Longer proteins may require a powerful GPU; check your quota configuration for your specific configuration, and request a quota increase if necessary (as in Step 6).
If you don’t see the GPU that you want, you might need to change your Region / Zone settings from Step 5. Learn more here.
Number of GPUs: 1
Make sure the check box “Install NVIDIA GPU driver automatically for me” is checked.
- The defaults work for the rest of the menu items. Press Create!
8. After several minutes, a virtual machine will be created and you will be redirected to a JupyterLab instance. When launching, you may need to confirm the connection to the Jupyter server running on the VM; click Confirm:
9. The notebook is ready to run! From the menu, select Run > Run all Cells to evaluate the notebook top-to-bottom, or run each cell by individually highlighting and clicking <shift>-return. The notebook has detailed instructions for every step, such as where to add the sequence(s) of a protein you want to fold.
10. Congratulations, you've just folded a protein using AlphaFold on the Vertex AI Workbench!

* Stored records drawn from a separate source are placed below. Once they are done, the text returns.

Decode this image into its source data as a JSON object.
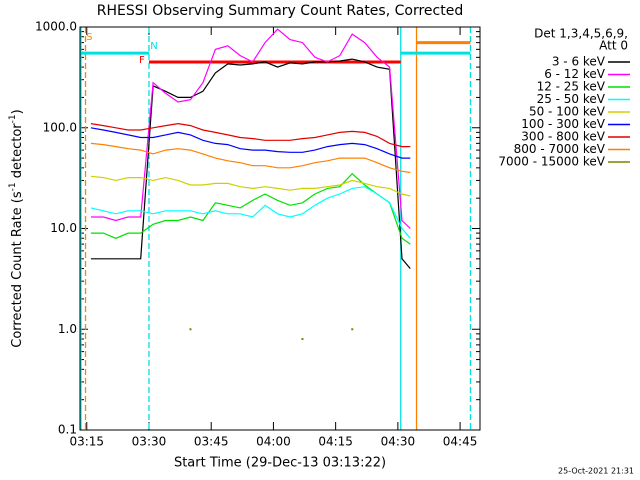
{
  "chart_data": {
    "type": "line",
    "title": "RHESSI Observing Summary Count Rates, Corrected",
    "xlabel": "Start Time (29-Dec-13 03:13:22)",
    "ylabel_parts": [
      "Corrected Count Rate (s",
      "-1",
      " detector",
      "-1",
      ")"
    ],
    "legend_header": [
      "Det 1,3,4,5,6,9,",
      "Att 0"
    ],
    "footer": "25-Oct-2021 21:31",
    "log_y": true,
    "xlim": [
      193.37,
      289.8
    ],
    "ylim": [
      0.1,
      1000
    ],
    "xticks": [
      {
        "value": 195,
        "label": "03:15"
      },
      {
        "value": 210,
        "label": "03:30"
      },
      {
        "value": 225,
        "label": "03:45"
      },
      {
        "value": 240,
        "label": "04:00"
      },
      {
        "value": 255,
        "label": "04:15"
      },
      {
        "value": 270,
        "label": "04:30"
      },
      {
        "value": 285,
        "label": "04:45"
      }
    ],
    "yticks": [
      {
        "value": 0.1,
        "label": "0.1"
      },
      {
        "value": 1,
        "label": "1.0"
      },
      {
        "value": 10,
        "label": "10.0"
      },
      {
        "value": 100,
        "label": "100.0"
      },
      {
        "value": 1000,
        "label": "1000.0"
      }
    ],
    "x": [
      196,
      199,
      202,
      205,
      208,
      211,
      214,
      217,
      220,
      223,
      226,
      229,
      232,
      235,
      238,
      241,
      244,
      247,
      250,
      253,
      256,
      259,
      262,
      265,
      268,
      271,
      273
    ],
    "series": [
      {
        "name": "3 - 6 keV",
        "color": "#000000",
        "values": [
          5,
          5,
          5,
          5,
          5,
          260,
          230,
          200,
          200,
          230,
          350,
          430,
          420,
          430,
          450,
          400,
          440,
          430,
          450,
          450,
          460,
          480,
          450,
          400,
          380,
          5,
          4
        ]
      },
      {
        "name": "6 - 12 keV",
        "color": "#ff00ff",
        "values": [
          13,
          13,
          12,
          13,
          13,
          280,
          220,
          180,
          190,
          280,
          600,
          650,
          520,
          450,
          700,
          950,
          750,
          700,
          500,
          450,
          520,
          850,
          700,
          500,
          400,
          12,
          10
        ]
      },
      {
        "name": "12 - 25 keV",
        "color": "#00e000",
        "values": [
          9,
          9,
          8,
          9,
          9,
          11,
          12,
          12,
          13,
          12,
          18,
          17,
          16,
          19,
          22,
          19,
          17,
          18,
          22,
          25,
          26,
          35,
          27,
          22,
          18,
          8,
          7
        ]
      },
      {
        "name": "25 - 50 keV",
        "color": "#00ffff",
        "values": [
          16,
          15,
          14,
          15,
          15,
          14,
          15,
          15,
          15,
          14,
          15,
          14,
          14,
          13,
          17,
          14,
          13,
          14,
          17,
          20,
          22,
          25,
          26,
          22,
          18,
          10,
          8
        ]
      },
      {
        "name": "50 - 100 keV",
        "color": "#d0d000",
        "values": [
          33,
          32,
          30,
          32,
          32,
          30,
          32,
          30,
          27,
          27,
          28,
          28,
          26,
          25,
          26,
          25,
          24,
          25,
          25,
          26,
          27,
          30,
          28,
          26,
          25,
          22,
          21
        ]
      },
      {
        "name": "100 - 300 keV",
        "color": "#0000ff",
        "values": [
          100,
          95,
          90,
          85,
          80,
          80,
          85,
          90,
          85,
          75,
          70,
          68,
          62,
          60,
          60,
          58,
          57,
          57,
          60,
          65,
          68,
          70,
          68,
          62,
          55,
          50,
          50
        ]
      },
      {
        "name": "300 - 800 keV",
        "color": "#e00000",
        "values": [
          110,
          105,
          100,
          95,
          95,
          100,
          105,
          110,
          105,
          95,
          90,
          85,
          80,
          78,
          75,
          75,
          75,
          78,
          80,
          85,
          90,
          92,
          90,
          82,
          70,
          65,
          65
        ]
      },
      {
        "name": "800 - 7000 keV",
        "color": "#ff8000",
        "values": [
          70,
          68,
          65,
          62,
          60,
          55,
          60,
          62,
          60,
          55,
          50,
          47,
          45,
          42,
          42,
          40,
          40,
          42,
          45,
          47,
          50,
          50,
          50,
          45,
          40,
          37,
          36
        ]
      },
      {
        "name": "7000 - 15000 keV",
        "color": "#808000",
        "values": [
          null,
          null,
          null,
          null,
          null,
          null,
          null,
          null,
          1,
          null,
          null,
          null,
          null,
          null,
          null,
          null,
          null,
          0.8,
          null,
          null,
          null,
          1,
          null,
          null,
          null,
          null,
          null
        ]
      }
    ],
    "intervals": [
      {
        "color": "#00e0e0",
        "start": 193.4,
        "end": 210,
        "level": 550
      },
      {
        "color": "#ff0000",
        "start": 210,
        "end": 270.7,
        "level": 450
      },
      {
        "color": "#00e0e0",
        "start": 270.7,
        "end": 287.5,
        "level": 550
      },
      {
        "color": "#ff8000",
        "start": 274.5,
        "end": 287.5,
        "level": 700
      }
    ],
    "vlines": [
      {
        "x": 193.6,
        "color": "#00e0e0",
        "dashed": false
      },
      {
        "x": 194.7,
        "color": "#ff8000",
        "dashed": true
      },
      {
        "x": 210,
        "color": "#00e0e0",
        "dashed": true
      },
      {
        "x": 270.7,
        "color": "#00e0e0",
        "dashed": false
      },
      {
        "x": 274.5,
        "color": "#ff8000",
        "dashed": false
      },
      {
        "x": 287.5,
        "color": "#00e0e0",
        "dashed": true
      }
    ],
    "annotations": [
      {
        "text": "S",
        "color": "#ff8000",
        "x": 195.6,
        "y": 800
      },
      {
        "text": "N",
        "color": "#00e0e0",
        "x": 211.2,
        "y": 650
      },
      {
        "text": "F",
        "color": "#ff0000",
        "x": 208.3,
        "y": 470
      }
    ]
  }
}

Using the AlphaFold predictions
The protein structure that you just predicted has automatically been saved as ‘selected_prediction.pdb’ to the ‘prediction’ folder of your instance. To download it, use the File Browser on the left side to navigate to the ‘prediction’ folder, then right click on the ‘selected_prediction.pdb’ file and select ‘Download’. You can then use this file in your own viewers and pipelines.
You can also explore your prediction directly in the notebook by looking at it in the 3D viewer. While many predictions are highly accurate, it should be noted that a small proportion will likely be of lower accuracy. To help you interpret the prediction, take a look at the model confidence (the color of the 3D structure) as well as the Predicted LDDT and Predicted Aligned Error figures in the notebook. You can find out more about these metrics and how to interpret AlphaFold structures on this page and in this FAQ.
If you use AlphaFold (e.g. in publications, services or products), please cite the AlphaFold paper and, if applicable, the AlphaFold-Multimer paper.
Looking toward innovation in biology and medicine
In this guide, we covered how to get started with AlphaFold using Vertex AI, enabling a secure, scalable, and configurable environment for research in the Cloud. If you would like to learn more about AlphaFold, the scientific paper and source code are both openly accessible. We hope that insights you and others in the scientific community make will unlock many exciting future advances in our understanding of biology and medicine.